Inside during all this, the A/C purred away the very hot and humid weather outside, and the “SofTex” sport seats proved comfortable with just a few minor adjustments during a 300-mile drive. It was great to have three big knobs on the center stack and not on a touch screen to adjust the ventilation, the blue ringed instrument panel was a classy touch, and, no surprise, fit and finish was excellent.
Tacoma cruised nicely at 70 on the interstates, with plenty of pep to pass slow moving semis on the somewhat steep mountain grades.

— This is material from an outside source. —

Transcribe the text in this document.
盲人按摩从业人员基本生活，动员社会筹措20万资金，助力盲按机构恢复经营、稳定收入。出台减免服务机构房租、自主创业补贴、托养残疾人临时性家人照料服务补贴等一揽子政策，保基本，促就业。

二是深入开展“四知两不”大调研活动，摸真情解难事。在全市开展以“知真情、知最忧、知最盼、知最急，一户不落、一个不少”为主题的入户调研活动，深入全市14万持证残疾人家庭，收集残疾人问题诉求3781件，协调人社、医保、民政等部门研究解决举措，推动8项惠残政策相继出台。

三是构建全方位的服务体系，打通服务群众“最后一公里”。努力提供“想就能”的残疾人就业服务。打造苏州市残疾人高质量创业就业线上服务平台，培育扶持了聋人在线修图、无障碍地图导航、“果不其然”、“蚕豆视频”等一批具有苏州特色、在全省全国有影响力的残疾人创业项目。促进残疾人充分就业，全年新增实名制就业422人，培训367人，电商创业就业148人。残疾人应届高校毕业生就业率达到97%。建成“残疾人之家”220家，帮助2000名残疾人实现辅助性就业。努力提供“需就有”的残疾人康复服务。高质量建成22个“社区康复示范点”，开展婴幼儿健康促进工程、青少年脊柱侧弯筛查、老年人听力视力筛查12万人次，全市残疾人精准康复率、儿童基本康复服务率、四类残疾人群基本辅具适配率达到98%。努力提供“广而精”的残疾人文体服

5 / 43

Visibility was good, as it is with most pickups, but I am aware that those of shorter stature feel the seating position is too low in the Tacoma.
Look down the price sticker of the test truck and your eye will first catch a rather major option package, totaling a wallet grabbing $7,210. The “Limited Extra Value Package” brings 18” chrome clad alloy wheels with P265/60R mud and snow tires, various trim pieces, fog lamps, leather trimmed steering wheel, outside mirrors with turn signal indicators, and steering wheel mounted audio controls, among other items.
A $650 Tow Package allows the Tacoma to handle up to 6,500 pounds. There was a mat cover and lots of D Ring tie-downs in the truck bed.
With transportation, the test truck carried a price tag of $37,157. A fair amount for a mid-sized truck but owners can check fewer options and reduce the monthly payment accordingly. It should be remembered that if you click a lot of option boxes on a full size pick up the price can hit the upper $60k region or more.
With the Tacoma you will end up with a tough, long lasting, well-built truck that is roughly 22 inches shorter than a full size pickup and therefore easier to handle when assigned to around town chores.
Toyota offers a 2-year, 25,000 complimentary maintenance plan for all normal factory scheduled service with 24/7 roadside assistance. Given the truck’s reliability, you may never use it.